Proteins (AA) - Protein sequences from bacterial and viral genomes in BV-BRC.
Output Folder¶
Folder in the Workspace where you want the BLAST results stored.
Output Name¶
Name you provide to identify the results in the Workspace.
Advanced Options¶
BLAST Parameters include the following:
Max hits - Maximum number of BLAST hits to return.
E-Value threshold - the number of expected hits of similar quality (score) that could be found just by chance.
Output Results¶
The BLAST Service Job Results page (above) contains information about the job and all the files that are produced when the service completes. Information about the job submission can be seen in the table at the top of the results page. Clicking on “Parameters” below the job information table will display all the parameters that were selected when the job was submitted.
Clicking on the “View” icon near the top right of the page (left of the green action bar) will display a results table of the hits (below), from which you can perform more actions via the green Action Bar such as downloading, copying, accessing DNA and protein FASTA format data, constructing an MSA, creating a group of the results, and displaying the associated features and genomes in the database. See definitions of these actions at the bottom of this documentation.

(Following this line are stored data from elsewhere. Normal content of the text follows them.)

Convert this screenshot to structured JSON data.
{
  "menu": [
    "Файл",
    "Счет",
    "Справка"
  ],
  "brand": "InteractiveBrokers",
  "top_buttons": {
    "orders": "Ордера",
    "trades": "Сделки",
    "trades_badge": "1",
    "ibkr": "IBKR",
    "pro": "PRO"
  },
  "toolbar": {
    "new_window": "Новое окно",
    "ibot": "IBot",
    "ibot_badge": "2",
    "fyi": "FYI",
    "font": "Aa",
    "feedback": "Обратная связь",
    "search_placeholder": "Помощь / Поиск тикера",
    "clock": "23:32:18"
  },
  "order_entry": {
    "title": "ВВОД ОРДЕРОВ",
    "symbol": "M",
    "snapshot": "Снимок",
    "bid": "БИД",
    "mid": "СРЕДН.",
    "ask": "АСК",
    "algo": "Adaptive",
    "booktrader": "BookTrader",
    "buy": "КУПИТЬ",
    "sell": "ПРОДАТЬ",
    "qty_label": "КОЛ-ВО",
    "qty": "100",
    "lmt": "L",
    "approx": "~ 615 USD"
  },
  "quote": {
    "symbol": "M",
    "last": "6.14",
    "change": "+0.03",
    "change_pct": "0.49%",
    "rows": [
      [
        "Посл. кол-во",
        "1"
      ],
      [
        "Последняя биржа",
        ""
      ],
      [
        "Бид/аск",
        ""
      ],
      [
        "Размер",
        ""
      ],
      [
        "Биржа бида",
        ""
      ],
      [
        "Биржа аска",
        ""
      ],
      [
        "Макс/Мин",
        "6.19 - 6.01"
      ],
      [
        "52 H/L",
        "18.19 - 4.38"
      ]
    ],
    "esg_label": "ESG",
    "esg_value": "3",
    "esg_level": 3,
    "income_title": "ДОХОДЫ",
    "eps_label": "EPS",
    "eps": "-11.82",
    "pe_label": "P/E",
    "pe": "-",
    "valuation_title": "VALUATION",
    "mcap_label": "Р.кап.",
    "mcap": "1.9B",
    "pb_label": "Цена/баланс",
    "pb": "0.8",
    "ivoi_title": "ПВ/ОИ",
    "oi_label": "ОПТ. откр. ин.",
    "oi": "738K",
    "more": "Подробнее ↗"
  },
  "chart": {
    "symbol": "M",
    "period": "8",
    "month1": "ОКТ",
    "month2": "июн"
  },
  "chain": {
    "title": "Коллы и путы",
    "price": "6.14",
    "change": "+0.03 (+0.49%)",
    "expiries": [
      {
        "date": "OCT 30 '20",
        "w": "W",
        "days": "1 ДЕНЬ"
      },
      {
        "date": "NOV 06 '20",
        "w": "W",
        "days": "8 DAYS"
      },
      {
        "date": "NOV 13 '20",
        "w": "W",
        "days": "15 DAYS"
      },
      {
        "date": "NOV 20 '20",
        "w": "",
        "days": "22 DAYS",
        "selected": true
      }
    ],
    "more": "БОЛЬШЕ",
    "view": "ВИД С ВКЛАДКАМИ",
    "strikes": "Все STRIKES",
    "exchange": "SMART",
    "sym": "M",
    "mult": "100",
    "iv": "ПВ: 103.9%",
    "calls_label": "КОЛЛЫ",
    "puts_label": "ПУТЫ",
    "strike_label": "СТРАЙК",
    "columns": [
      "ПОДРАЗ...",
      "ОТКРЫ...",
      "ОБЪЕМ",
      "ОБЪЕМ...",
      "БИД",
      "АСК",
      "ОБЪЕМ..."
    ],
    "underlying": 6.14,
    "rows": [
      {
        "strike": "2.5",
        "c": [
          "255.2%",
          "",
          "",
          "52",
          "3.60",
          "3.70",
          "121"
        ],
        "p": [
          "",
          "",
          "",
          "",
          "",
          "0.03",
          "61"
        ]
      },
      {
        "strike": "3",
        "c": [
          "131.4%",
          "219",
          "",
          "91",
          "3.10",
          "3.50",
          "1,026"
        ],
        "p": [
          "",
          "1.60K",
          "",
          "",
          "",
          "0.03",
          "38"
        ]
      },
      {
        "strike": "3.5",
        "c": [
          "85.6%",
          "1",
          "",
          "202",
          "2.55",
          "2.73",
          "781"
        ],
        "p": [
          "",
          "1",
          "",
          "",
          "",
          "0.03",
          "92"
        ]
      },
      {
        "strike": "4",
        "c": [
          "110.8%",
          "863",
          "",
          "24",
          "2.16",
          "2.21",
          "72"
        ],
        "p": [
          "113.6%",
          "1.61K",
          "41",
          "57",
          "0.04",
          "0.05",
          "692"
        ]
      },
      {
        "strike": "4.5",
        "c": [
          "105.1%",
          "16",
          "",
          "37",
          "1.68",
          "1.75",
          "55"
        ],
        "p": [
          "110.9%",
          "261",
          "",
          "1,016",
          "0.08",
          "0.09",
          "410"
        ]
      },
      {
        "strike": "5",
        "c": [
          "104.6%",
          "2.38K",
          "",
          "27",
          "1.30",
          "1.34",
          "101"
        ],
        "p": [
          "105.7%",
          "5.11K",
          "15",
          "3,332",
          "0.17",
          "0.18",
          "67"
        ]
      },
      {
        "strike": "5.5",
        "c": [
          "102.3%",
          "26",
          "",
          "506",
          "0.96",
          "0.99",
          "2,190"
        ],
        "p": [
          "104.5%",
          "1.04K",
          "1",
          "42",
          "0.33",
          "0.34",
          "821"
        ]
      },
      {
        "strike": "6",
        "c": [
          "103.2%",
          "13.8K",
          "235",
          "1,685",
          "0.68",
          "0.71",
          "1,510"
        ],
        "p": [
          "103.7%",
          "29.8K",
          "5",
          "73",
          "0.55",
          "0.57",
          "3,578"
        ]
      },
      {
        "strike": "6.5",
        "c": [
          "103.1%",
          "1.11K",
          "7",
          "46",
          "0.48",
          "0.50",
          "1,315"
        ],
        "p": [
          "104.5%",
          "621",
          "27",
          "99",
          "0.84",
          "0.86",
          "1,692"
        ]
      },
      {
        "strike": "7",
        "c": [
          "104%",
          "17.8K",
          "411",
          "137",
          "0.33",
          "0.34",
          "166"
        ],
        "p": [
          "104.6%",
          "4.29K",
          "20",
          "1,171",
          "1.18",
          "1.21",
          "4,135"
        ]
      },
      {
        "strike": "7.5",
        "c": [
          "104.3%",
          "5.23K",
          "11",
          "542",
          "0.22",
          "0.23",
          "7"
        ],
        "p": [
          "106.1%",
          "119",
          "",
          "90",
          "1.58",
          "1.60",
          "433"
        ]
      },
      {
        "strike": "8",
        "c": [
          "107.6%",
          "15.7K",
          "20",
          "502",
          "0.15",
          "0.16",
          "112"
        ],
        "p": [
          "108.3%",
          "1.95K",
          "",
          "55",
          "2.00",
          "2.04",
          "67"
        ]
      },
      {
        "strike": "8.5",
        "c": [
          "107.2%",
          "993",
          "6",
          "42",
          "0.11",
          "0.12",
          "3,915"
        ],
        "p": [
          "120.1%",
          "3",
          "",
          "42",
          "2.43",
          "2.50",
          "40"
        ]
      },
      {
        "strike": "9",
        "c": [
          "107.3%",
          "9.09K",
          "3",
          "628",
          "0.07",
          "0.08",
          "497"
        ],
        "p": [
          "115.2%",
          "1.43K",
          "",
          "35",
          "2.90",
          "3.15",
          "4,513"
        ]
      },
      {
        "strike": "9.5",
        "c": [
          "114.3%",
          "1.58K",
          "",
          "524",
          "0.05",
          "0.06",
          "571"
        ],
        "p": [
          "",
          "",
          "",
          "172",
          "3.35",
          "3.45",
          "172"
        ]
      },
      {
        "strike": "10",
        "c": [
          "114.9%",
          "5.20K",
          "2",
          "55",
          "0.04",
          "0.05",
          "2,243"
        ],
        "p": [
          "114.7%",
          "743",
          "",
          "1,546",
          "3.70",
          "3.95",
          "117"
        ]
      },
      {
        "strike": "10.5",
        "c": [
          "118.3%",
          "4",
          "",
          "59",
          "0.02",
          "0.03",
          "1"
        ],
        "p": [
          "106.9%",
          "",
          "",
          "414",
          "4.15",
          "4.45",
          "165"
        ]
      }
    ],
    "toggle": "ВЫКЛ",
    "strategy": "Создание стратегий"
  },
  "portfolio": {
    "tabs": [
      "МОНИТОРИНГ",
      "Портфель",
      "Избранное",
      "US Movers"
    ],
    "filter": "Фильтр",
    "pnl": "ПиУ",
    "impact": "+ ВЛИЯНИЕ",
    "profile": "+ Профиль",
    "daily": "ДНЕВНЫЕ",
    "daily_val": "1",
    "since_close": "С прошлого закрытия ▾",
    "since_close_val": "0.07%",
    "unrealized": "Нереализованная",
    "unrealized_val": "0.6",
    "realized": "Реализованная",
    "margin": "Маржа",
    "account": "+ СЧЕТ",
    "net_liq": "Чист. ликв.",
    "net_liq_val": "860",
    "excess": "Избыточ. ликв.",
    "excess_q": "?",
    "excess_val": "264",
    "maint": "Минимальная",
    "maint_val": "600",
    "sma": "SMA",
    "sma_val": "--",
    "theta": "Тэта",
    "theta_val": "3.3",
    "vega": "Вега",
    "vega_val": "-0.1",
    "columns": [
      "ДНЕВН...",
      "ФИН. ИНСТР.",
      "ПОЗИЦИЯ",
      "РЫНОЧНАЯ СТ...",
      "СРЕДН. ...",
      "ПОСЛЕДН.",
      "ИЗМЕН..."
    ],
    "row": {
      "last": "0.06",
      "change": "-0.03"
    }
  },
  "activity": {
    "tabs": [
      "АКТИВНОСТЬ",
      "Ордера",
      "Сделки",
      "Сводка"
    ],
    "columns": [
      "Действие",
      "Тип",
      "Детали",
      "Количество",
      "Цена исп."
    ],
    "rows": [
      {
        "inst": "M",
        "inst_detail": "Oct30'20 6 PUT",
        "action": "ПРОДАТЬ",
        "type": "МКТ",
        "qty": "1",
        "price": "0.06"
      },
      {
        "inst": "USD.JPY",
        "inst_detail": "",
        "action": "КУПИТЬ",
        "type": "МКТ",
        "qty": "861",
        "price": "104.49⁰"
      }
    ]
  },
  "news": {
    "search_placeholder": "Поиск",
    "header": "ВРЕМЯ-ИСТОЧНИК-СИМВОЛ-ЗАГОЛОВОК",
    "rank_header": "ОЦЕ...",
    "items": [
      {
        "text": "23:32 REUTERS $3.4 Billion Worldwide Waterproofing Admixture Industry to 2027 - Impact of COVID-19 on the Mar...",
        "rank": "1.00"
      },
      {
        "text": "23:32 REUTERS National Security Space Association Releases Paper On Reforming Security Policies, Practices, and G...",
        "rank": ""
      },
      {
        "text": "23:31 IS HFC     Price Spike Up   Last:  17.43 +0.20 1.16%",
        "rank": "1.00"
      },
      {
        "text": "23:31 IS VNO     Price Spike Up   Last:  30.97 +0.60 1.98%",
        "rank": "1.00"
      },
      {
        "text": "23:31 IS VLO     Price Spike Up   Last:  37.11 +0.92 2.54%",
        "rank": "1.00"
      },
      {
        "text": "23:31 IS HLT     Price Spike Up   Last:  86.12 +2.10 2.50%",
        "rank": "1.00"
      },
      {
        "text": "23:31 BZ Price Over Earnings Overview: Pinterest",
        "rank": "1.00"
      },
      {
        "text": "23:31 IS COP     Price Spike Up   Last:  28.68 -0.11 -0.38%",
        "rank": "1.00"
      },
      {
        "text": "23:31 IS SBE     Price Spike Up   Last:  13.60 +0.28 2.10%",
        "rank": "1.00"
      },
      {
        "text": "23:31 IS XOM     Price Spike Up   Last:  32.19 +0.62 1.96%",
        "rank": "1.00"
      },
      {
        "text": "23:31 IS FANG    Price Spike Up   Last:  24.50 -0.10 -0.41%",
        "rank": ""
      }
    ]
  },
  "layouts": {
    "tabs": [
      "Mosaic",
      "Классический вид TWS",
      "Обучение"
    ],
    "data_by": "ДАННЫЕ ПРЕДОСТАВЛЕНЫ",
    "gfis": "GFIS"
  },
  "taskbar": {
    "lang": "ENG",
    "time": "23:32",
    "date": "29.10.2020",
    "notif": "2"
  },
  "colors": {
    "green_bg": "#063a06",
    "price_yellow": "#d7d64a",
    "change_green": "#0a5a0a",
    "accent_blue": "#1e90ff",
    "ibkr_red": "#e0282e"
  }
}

The table at the bottom of the page lists all of the files that were generated by the BLAST run:
blast_headers.txt - column headers in BLAST results table, which include
qseqid: query or source (e.g., gene) sequence id
sseqid: subject or target (e.g., reference genome) sequence id
pident: percentage of identical matches
length: alignment length (sequence overlap)
mismatch: number of mismatches
gapopen: number of gap openings
qstart: start of alignment in query
qend: end of alignment in query
sstart: start of alignment in subject
send: end of alignment in subject
evalue: expect value
bitscore: bit score
blast_out.txt - Entire file generated by BLAST job. Used by BV-BRC to create the blast_out.json file.
blast_out.json - JavaScript Object Notation (JSON) formatted file, which is a standard data interchange format. It is primarily used for transmitting data between the BV-BRC web application and backend servers.
blast_out.metadata.json - JSON-formatted file containing the metadata associated with the BLAST job.
blast_out.raw.json - JSON-formatted file containing list of BLAST identifiers (BLAST uses a different set of identifiers than BV-BRC).
blast_out.txt - Text file containing the BLAST results, including query and target sequences, and the strength of the BLAST hits.
References¶
Altschul, S. F. J. e. BLAST algorithm. (2001).
Boratyn, G.M., Camacho, C., Cooper, P.S., Coulouris, G., Fong, A., Ma, N., Madden, T.L., Matten, W.T., McGinnis, S.D., Merezhuk, Y. et al. (2013) BLAST: a more efficient report with usability improvements. Nucleic acids research, 41, W29-33.
O’Leary, N.A., Wright, M.W., Brister, J.R., Ciufo, S., Haddad, D., McVeigh, R., Rajput, B., Robbertse, B., Smith-White, B., Ako-Adjei, D. et al. (2016) Reference sequence (RefSeq) database at NCBI: current status, taxonomic expansion, and functional annotation. Nucleic acids research, 44, D733-745.